The need to maintain the confidence of rating agencies and investors as well as access to markets may ultimately force the required disciplines. As James Carville famously observed: “I want to come back as the bond market. You can intimidate everybody.” Politicians everywhere will learn the reality in Thatcher’s terms: “You can’t buck the markets.”
The need to reduce the overall level of debt in certain economies has not been fully addressed. Public debt has been substituted for private debt. As his friend Dink tells author Joe Bageant in Deer Hunting with Jesus: Despatches from America’s Class War: “Sounds like a piss-poor solution to me, cause they’re just throwing money we ain’t got at the big dogs who already got plenty. But hell what do I know?”

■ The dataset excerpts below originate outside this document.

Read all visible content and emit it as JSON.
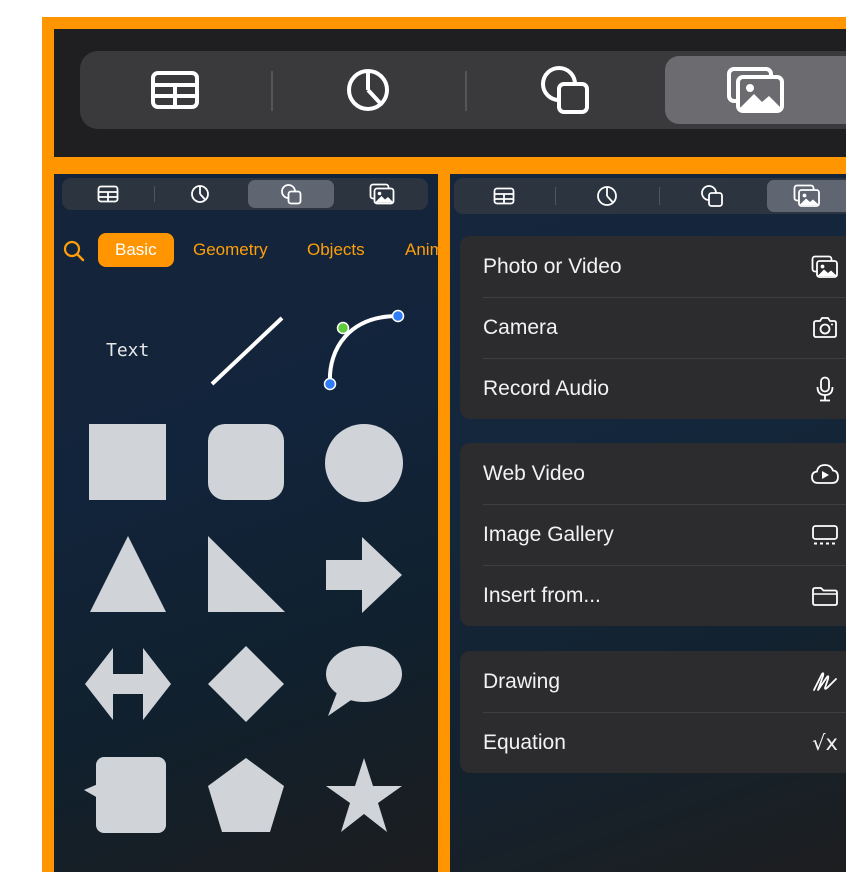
{
  "top_toolbar": {
    "tabs": [
      {
        "icon": "table-icon",
        "selected": false
      },
      {
        "icon": "chart-icon",
        "selected": false
      },
      {
        "icon": "shapes-icon",
        "selected": false
      },
      {
        "icon": "media-icon",
        "selected": true
      }
    ]
  },
  "shapes_panel": {
    "tabs": [
      {
        "icon": "table-icon",
        "selected": false
      },
      {
        "icon": "chart-icon",
        "selected": false
      },
      {
        "icon": "shapes-icon",
        "selected": true
      },
      {
        "icon": "media-icon",
        "selected": false
      }
    ],
    "categories": [
      {
        "label": "Basic",
        "selected": true
      },
      {
        "label": "Geometry",
        "selected": false
      },
      {
        "label": "Objects",
        "selected": false
      },
      {
        "label": "Animals",
        "selected": false
      }
    ],
    "text_shape_label": "Text",
    "shape_color": "#d0d4d9",
    "accent_color": "#FF9500"
  },
  "media_panel": {
    "tabs": [
      {
        "icon": "table-icon",
        "selected": false
      },
      {
        "icon": "chart-icon",
        "selected": false
      },
      {
        "icon": "shapes-icon",
        "selected": false
      },
      {
        "icon": "media-icon",
        "selected": true
      }
    ],
    "groups": [
      {
        "items": [
          {
            "label": "Photo or Video",
            "icon": "photo-icon"
          },
          {
            "label": "Camera",
            "icon": "camera-icon"
          },
          {
            "label": "Record Audio",
            "icon": "microphone-icon"
          }
        ]
      },
      {
        "items": [
          {
            "label": "Web Video",
            "icon": "cloud-play-icon"
          },
          {
            "label": "Image Gallery",
            "icon": "gallery-icon"
          },
          {
            "label": "Insert from...",
            "icon": "folder-icon"
          }
        ]
      },
      {
        "items": [
          {
            "label": "Drawing",
            "icon": "pen-scribble-icon"
          },
          {
            "label": "Equation",
            "icon": "square-root-icon",
            "glyph": "√x"
          }
        ]
      }
    ]
  }
}
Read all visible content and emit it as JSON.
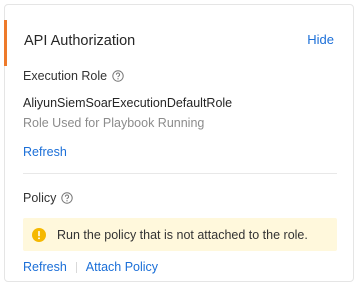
{
  "panel": {
    "title": "API Authorization",
    "hide_label": "Hide"
  },
  "execution_role": {
    "label": "Execution Role",
    "help_icon": "question-circle-icon",
    "role_name": "AliyunSiemSoarExecutionDefaultRole",
    "description": "Role Used for Playbook Running",
    "refresh_label": "Refresh"
  },
  "policy": {
    "label": "Policy",
    "help_icon": "question-circle-icon",
    "alert_icon": "warning-circle-icon",
    "alert_text": "Run the policy that is not attached to the role.",
    "refresh_label": "Refresh",
    "attach_label": "Attach Policy"
  },
  "colors": {
    "accent": "#ee7a2a",
    "link": "#1b6fd8",
    "warning_bg": "#fff8dc",
    "warning_icon": "#f5b800"
  }
}
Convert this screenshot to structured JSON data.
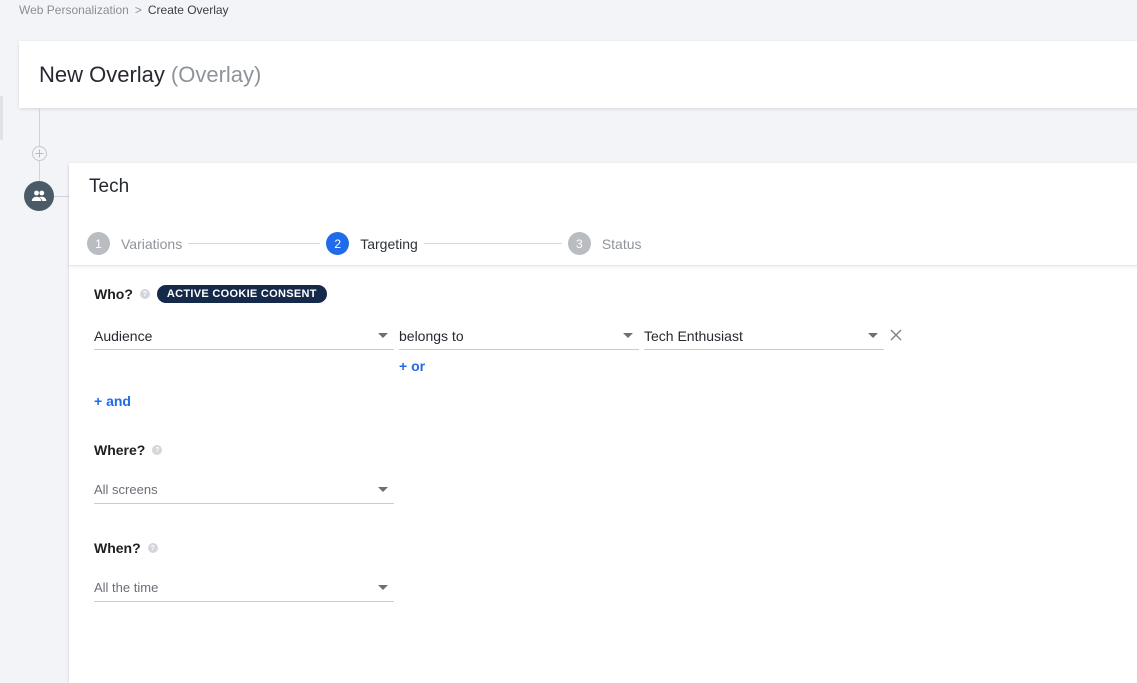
{
  "breadcrumb": {
    "parent": "Web Personalization",
    "separator": ">",
    "current": "Create Overlay"
  },
  "header": {
    "title": "New Overlay",
    "type_label": "(Overlay)"
  },
  "timeline": {
    "add_icon": "plus-icon",
    "node_icon": "people-icon"
  },
  "card": {
    "title": "Tech",
    "steps": [
      {
        "number": "1",
        "label": "Variations",
        "active": false
      },
      {
        "number": "2",
        "label": "Targeting",
        "active": true
      },
      {
        "number": "3",
        "label": "Status",
        "active": false
      }
    ]
  },
  "who": {
    "label": "Who?",
    "help": "?",
    "badge": "ACTIVE COOKIE CONSENT",
    "condition": {
      "field": "Audience",
      "operator": "belongs to",
      "value": "Tech Enthusiast"
    },
    "or_label": "+ or",
    "and_label": "+ and"
  },
  "where": {
    "label": "Where?",
    "help": "?",
    "value": "All screens"
  },
  "when": {
    "label": "When?",
    "help": "?",
    "value": "All the time"
  },
  "colors": {
    "accent": "#1f6bea",
    "badge_bg": "#15294a",
    "node_bg": "#4a5a66"
  }
}
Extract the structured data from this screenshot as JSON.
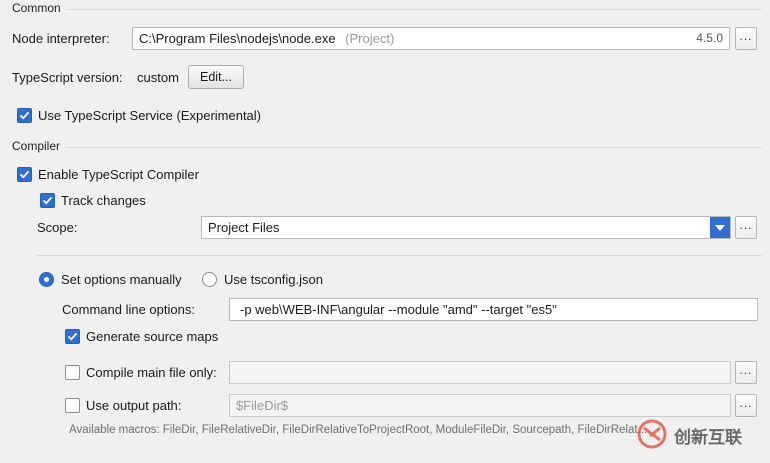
{
  "common": {
    "section_label": "Common",
    "node_interpreter_label": "Node interpreter:",
    "node_interpreter_value": "C:\\Program Files\\nodejs\\node.exe",
    "node_interpreter_tag": "(Project)",
    "node_version": "4.5.0",
    "browse_label": "...",
    "typescript_version_label": "TypeScript version:",
    "typescript_version_value": "custom",
    "edit_button_label": "Edit...",
    "use_service_label": "Use TypeScript Service (Experimental)",
    "use_service_checked": true
  },
  "compiler": {
    "section_label": "Compiler",
    "enable_compiler_label": "Enable TypeScript Compiler",
    "enable_compiler_checked": true,
    "track_changes_label": "Track changes",
    "track_changes_checked": true,
    "scope_label": "Scope:",
    "scope_value": "Project Files",
    "scope_browse_label": "...",
    "set_options_manually_label": "Set options manually",
    "use_tsconfig_label": "Use tsconfig.json",
    "selected_option": "manual",
    "command_line_label": "Command line options:",
    "command_line_value": "-p web\\WEB-INF\\angular --module \"amd\" --target \"es5\"",
    "generate_source_maps_label": "Generate source maps",
    "generate_source_maps_checked": true,
    "compile_main_file_label": "Compile main file only:",
    "compile_main_file_checked": false,
    "compile_main_file_value": "",
    "compile_browse_label": "...",
    "use_output_path_label": "Use output path:",
    "use_output_path_checked": false,
    "output_path_placeholder": "$FileDir$",
    "output_browse_label": "...",
    "available_macros": "Available macros: FileDir, FileRelativeDir, FileDirRelativeToProjectRoot, ModuleFileDir, Sourcepath, FileDirRelat..."
  },
  "watermark": {
    "text": "创新互联"
  },
  "colors": {
    "accent": "#2f6fd0",
    "background": "#f0f0f0",
    "muted_text": "#9a9a9a"
  }
}
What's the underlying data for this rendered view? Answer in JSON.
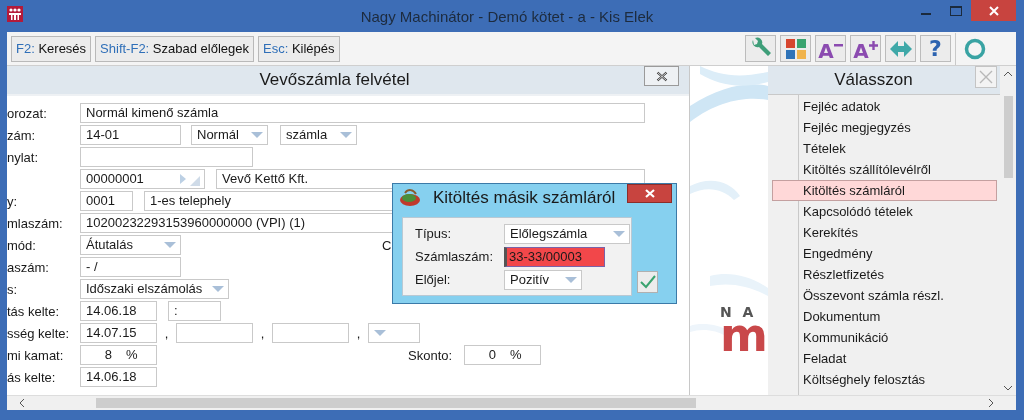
{
  "window": {
    "title": "Nagy Machinátor - Demó kötet - a - Kis Elek"
  },
  "toolbar": {
    "shortcuts": [
      {
        "key": "F2:",
        "label": "Keresés"
      },
      {
        "key": "Shift-F2:",
        "label": "Szabad előlegek"
      },
      {
        "key": "Esc:",
        "label": "Kilépés"
      }
    ],
    "tools": [
      {
        "kind": "wrench"
      },
      {
        "kind": "tiles"
      },
      {
        "kind": "font-smaller",
        "glyph": "A"
      },
      {
        "kind": "font-larger",
        "glyph": "A"
      },
      {
        "kind": "arrows"
      },
      {
        "kind": "help",
        "glyph": "?"
      },
      {
        "kind": "circle"
      }
    ]
  },
  "form": {
    "title": "Vevőszámla felvétel",
    "rows": [
      {
        "label": "orozat:",
        "items": [
          {
            "kind": "text",
            "value": "Normál kimenő számla"
          }
        ]
      },
      {
        "label": "zám:",
        "items": [
          {
            "kind": "text",
            "value": "14-01"
          },
          {
            "kind": "dropdown",
            "value": "Normál"
          },
          {
            "kind": "dropdown",
            "value": "számla"
          }
        ]
      },
      {
        "label": "nylat:",
        "items": [
          {
            "kind": "text"
          }
        ]
      },
      {
        "items": [
          {
            "kind": "lookup",
            "value": "00000001"
          },
          {
            "kind": "text",
            "value": "Vevő Kettő Kft."
          }
        ]
      },
      {
        "label": "y:",
        "items": [
          {
            "kind": "text",
            "value": "0001"
          },
          {
            "kind": "text",
            "value": "1-es telephely"
          }
        ]
      },
      {
        "label": "mlaszám:",
        "items": [
          {
            "kind": "text",
            "value": "10200232293153960000000 (VPI) (1)"
          }
        ]
      },
      {
        "label": "mód:",
        "items": [
          {
            "kind": "dropdown",
            "value": "Átutalás"
          },
          {
            "kind": "label",
            "value": "C"
          }
        ]
      },
      {
        "label": "aszám:",
        "items": [
          {
            "kind": "text",
            "value": "- /"
          }
        ]
      },
      {
        "label": "s:",
        "items": [
          {
            "kind": "dropdown",
            "value": "Időszaki elszámolás"
          }
        ]
      },
      {
        "label": "tás kelte:",
        "items": [
          {
            "kind": "text",
            "value": "14.06.18"
          },
          {
            "kind": "text",
            "value": ":"
          }
        ]
      },
      {
        "label": "sség kelte:",
        "items": [
          {
            "kind": "text",
            "value": "14.07.15"
          },
          {
            "kind": "sep",
            "value": ","
          },
          {
            "kind": "text"
          },
          {
            "kind": "sep",
            "value": ","
          },
          {
            "kind": "text"
          },
          {
            "kind": "sep",
            "value": ","
          },
          {
            "kind": "dropdown"
          }
        ]
      },
      {
        "label": "mi kamat:",
        "items": [
          {
            "kind": "percent",
            "value": "8",
            "unit": "%"
          },
          {
            "kind": "label",
            "value": "Skonto:"
          },
          {
            "kind": "percent",
            "value": "0",
            "unit": "%"
          }
        ]
      },
      {
        "label": "ás kelte:",
        "items": [
          {
            "kind": "text",
            "value": "14.06.18"
          }
        ]
      }
    ]
  },
  "logo": {
    "letters": "N A",
    "mark": "m"
  },
  "menu": {
    "title": "Válasszon",
    "items": [
      {
        "label": "Fejléc adatok",
        "selected": false
      },
      {
        "label": "Fejléc megjegyzés",
        "selected": false
      },
      {
        "label": "Tételek",
        "selected": false
      },
      {
        "label": "Kitöltés szállítólevélről",
        "selected": false
      },
      {
        "label": "Kitöltés számláról",
        "selected": true
      },
      {
        "label": "Kapcsolódó tételek",
        "selected": false
      },
      {
        "label": "Kerekítés",
        "selected": false
      },
      {
        "label": "Engedmény",
        "selected": false
      },
      {
        "label": "Részletfizetés",
        "selected": false
      },
      {
        "label": "Összevont számla részl.",
        "selected": false
      },
      {
        "label": "Dokumentum",
        "selected": false
      },
      {
        "label": "Kommunikáció",
        "selected": false
      },
      {
        "label": "Feladat",
        "selected": false
      },
      {
        "label": "Költséghely felosztás",
        "selected": false
      }
    ]
  },
  "dialog": {
    "title": "Kitöltés másik számláról",
    "fields": [
      {
        "label": "Típus:",
        "kind": "dropdown",
        "value": "Előlegszámla"
      },
      {
        "label": "Számlaszám:",
        "kind": "invalid",
        "value": "33-33/00003"
      },
      {
        "label": "Előjel:",
        "kind": "dropdown",
        "value": "Pozitív"
      }
    ]
  }
}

The last few decades have seen an economic experiment where increasing levels of debt have been used to promote high growth. This policy had the unintended consequence of increasing risk in the global economy, which was not fully understood by the individual entities taking this risk or regulators and governments. This experiment is now coming to an end.
The real risk is of long-term economic stagnation. A period of low growth, high unemployment or underemployment and over capacity is possible while individuals, firms and governments repair balance sheets.
Governments and central banks continue to inject liberal amounts of botox to cover up problems, at least, while supplies exist. In absence of any definite solutions, policymakers are deferring dealing with the problems, rolling them forward. In the words of David Bowers of Absolute Strategy Research: “It’s the last game of pass the parcel. When the tech bubble burst, balance sheet problems were passed to the household sector [through mortgages]. This time they are being passed to the public sector [through governments’ assumption of banks’ debts]. There’s nobody left to pass it to in the future.”
The summary of 2009 and the outlook for 2010 may be the logo on a black T-shirt worn by Lisbeth Salander, the heroine of Steig Larsson’s Girl with the Dragon Tattoo: “Armageddon was yesterday – Today we have a serious problem.”